Reflexion: "Warum bist Du eigentlich Führungskraft geworden?"

Vor einigen Tagen habe ich das Führungskräfte-Meeting eines Unternehmens mit einer Keynote und einem Workshop begleitet. Während des Workshops in kleiner Runde ist mir eine Frage rausgerutscht, die ich eigentlich gar nicht stellen wollte:

"Wisst ihr, warum euch das Unternehmen zur Führungskraft gemacht hat? Auf Basis welcher Kriterien ist die Entscheidung getroffen worden?"

Es folgte: etwas betretenes Schweigen. Dann leicht verlegenes Lächeln, während man sich in der Runde umschaute.
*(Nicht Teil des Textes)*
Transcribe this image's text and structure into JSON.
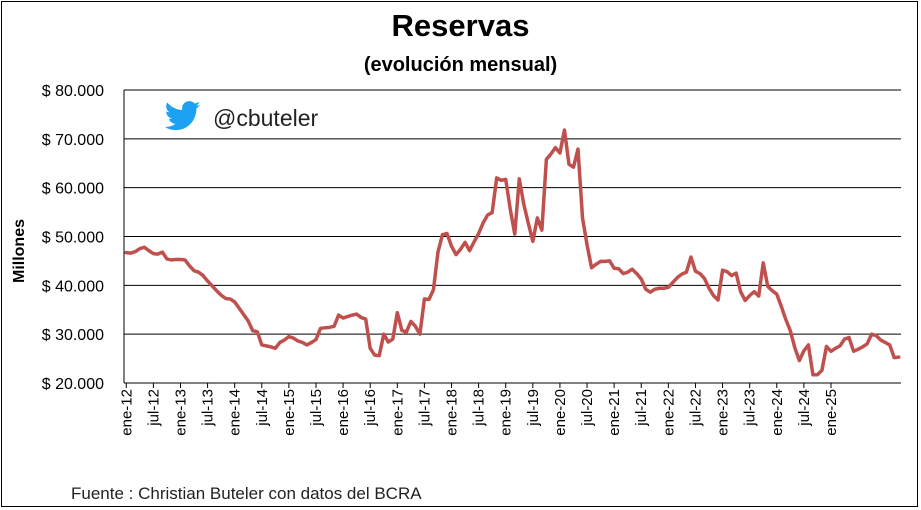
{
  "colors": {
    "line": "#c0504d",
    "axis": "#000000",
    "grid": "#000000",
    "twitter": "#1da1f2"
  },
  "handle": {
    "icon": "twitter-bird-icon",
    "text": "@cbuteler"
  },
  "source_note": "Fuente : Christian Buteler con datos del BCRA",
  "chart_data": {
    "type": "line",
    "title": "Reservas",
    "subtitle": "(evolución mensual)",
    "xlabel": "",
    "ylabel": "Millones",
    "ylim": [
      20000,
      80000
    ],
    "grid": true,
    "y_ticks": [
      20000,
      30000,
      40000,
      50000,
      60000,
      70000,
      80000
    ],
    "y_tick_labels": [
      "$ 20.000",
      "$ 30.000",
      "$ 40.000",
      "$ 50.000",
      "$ 60.000",
      "$ 70.000",
      "$ 80.000"
    ],
    "x_tick_labels": [
      "ene-12",
      "jul-12",
      "ene-13",
      "jul-13",
      "ene-14",
      "jul-14",
      "ene-15",
      "jul-15",
      "ene-16",
      "jul-16",
      "ene-17",
      "jul-17",
      "ene-18",
      "jul-18",
      "ene-19",
      "jul-19",
      "ene-20",
      "jul-20",
      "ene-21",
      "jul-21",
      "ene-22",
      "jul-22",
      "ene-23",
      "jul-23",
      "ene-24",
      "jul-24",
      "ene-25"
    ],
    "start_period": "ene-12",
    "series": [
      {
        "name": "",
        "values": [
          46700,
          46600,
          46900,
          47500,
          47800,
          47100,
          46500,
          46400,
          46800,
          45400,
          45200,
          45300,
          45300,
          45200,
          44000,
          43000,
          42700,
          42000,
          40900,
          39900,
          38900,
          38000,
          37300,
          37200,
          36600,
          35300,
          34000,
          32700,
          30700,
          30500,
          27800,
          27600,
          27400,
          27100,
          28300,
          28800,
          29500,
          29200,
          28600,
          28300,
          27800,
          28300,
          28900,
          31200,
          31300,
          31400,
          31600,
          33900,
          33300,
          33600,
          33900,
          34100,
          33400,
          33100,
          27100,
          25700,
          25600,
          30000,
          28400,
          29000,
          34400,
          30800,
          30400,
          32600,
          31600,
          30000,
          37200,
          37100,
          39100,
          46800,
          50400,
          50600,
          48000,
          46300,
          47400,
          48800,
          47100,
          48900,
          50600,
          52800,
          54400,
          54900,
          62000,
          61500,
          61700,
          55600,
          50500,
          61800,
          56600,
          52700,
          49000,
          53800,
          51300,
          65800,
          66900,
          68200,
          67100,
          71800,
          64800,
          64200,
          67900,
          53800,
          48300,
          43600,
          44300,
          44900,
          44900,
          45000,
          43500,
          43400,
          42400,
          42700,
          43300,
          42400,
          41300,
          39200,
          38600,
          39200,
          39400,
          39400,
          39600,
          40600,
          41600,
          42300,
          42700,
          45800,
          42900,
          42400,
          41400,
          39400,
          37900,
          37000,
          43100,
          42800,
          42000,
          42500,
          38700,
          36900,
          37900,
          38700,
          37800,
          44600,
          39800,
          38900,
          38200,
          35700,
          33000,
          30700,
          27200,
          24600,
          26600,
          27800,
          21700,
          21700,
          22600,
          27500,
          26500,
          27100,
          27600,
          29000,
          29300,
          26500,
          26900,
          27400,
          28000,
          30000,
          29700,
          28800,
          28300,
          27800,
          25200,
          25300
        ]
      }
    ]
  }
}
Keiner hatte eine Antwort. Schließlich sagte immerhin jemand: "Also, ich hab´ mich auf die Stelle beworben." Aber: Warum man sich für die Person entschieden hatte, konnte sie auch nicht verbalisieren.

Nun geht es mir mitnichten darum, mit dem Finger auf das Unternehmen oder die Menschen zu zeigen. Ich glaube allerdings, dass diese Anekdote recht symptomatisch ist für den Stand der Diagnostik für Führungseignung (in Deutschland). Oft läuft es darauf hinaus, dass die mutmaßlich beste Fachkraft zur Führungskraft gemacht wird.
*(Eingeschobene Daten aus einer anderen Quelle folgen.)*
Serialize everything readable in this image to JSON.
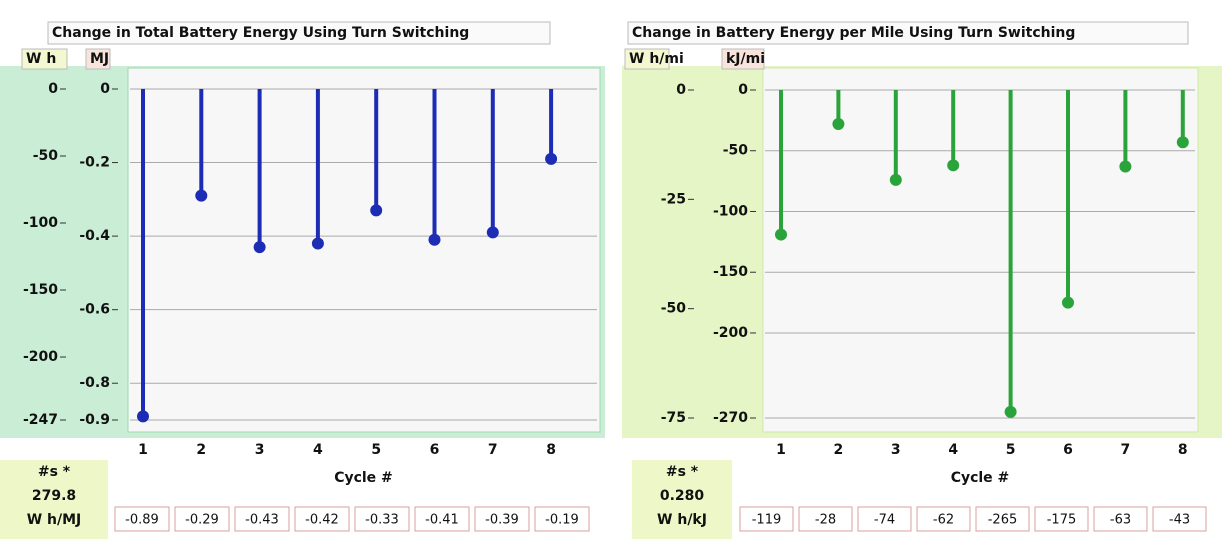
{
  "chart_data": [
    {
      "type": "stem",
      "title": "Change in Total Battery Energy Using Turn Switching",
      "ylabel": "MJ",
      "y2label": "W h",
      "xlabel": "Cycle #",
      "categories": [
        "1",
        "2",
        "3",
        "4",
        "5",
        "6",
        "7",
        "8"
      ],
      "values": [
        -0.89,
        -0.29,
        -0.43,
        -0.42,
        -0.33,
        -0.41,
        -0.39,
        -0.19
      ],
      "color": "#1c2cb4",
      "ylim": [
        -0.9,
        0
      ],
      "yticks": [
        0,
        -0.2,
        -0.4,
        -0.6,
        -0.8,
        -0.9
      ],
      "y2lim": [
        -247,
        0
      ],
      "y2ticks": [
        0,
        -50,
        -100,
        -150,
        -200,
        -247
      ],
      "grid": true,
      "scale_note": [
        "#s *",
        "279.8",
        "W h/MJ"
      ]
    },
    {
      "type": "stem",
      "title": "Change in Battery Energy per Mile Using Turn Switching",
      "ylabel": "kJ/mi",
      "y2label": "W h/mi",
      "xlabel": "Cycle #",
      "categories": [
        "1",
        "2",
        "3",
        "4",
        "5",
        "6",
        "7",
        "8"
      ],
      "values": [
        -119,
        -28,
        -74,
        -62,
        -265,
        -175,
        -63,
        -43
      ],
      "color": "#2aa43a",
      "ylim": [
        -270,
        0
      ],
      "yticks": [
        0,
        -50,
        -100,
        -150,
        -200,
        -270
      ],
      "y2lim": [
        -75,
        0
      ],
      "y2ticks": [
        0,
        -25,
        -50,
        -75
      ],
      "grid": true,
      "scale_note": [
        "#s *",
        "0.280",
        "W h/kJ"
      ]
    }
  ]
}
Und zur Wahrheit gehört: Irgendwo muss man schließlich anfangen. Man sollte es aber nicht dabei belassen, im Interesse der geführten Personen, aber auch der zukünftigen Führungskraft. Viele Menschen leiden in einer solchen Rolle, finden aber keinen Ausweg mehr — jedenfalls nicht im gleichen Unternehmen.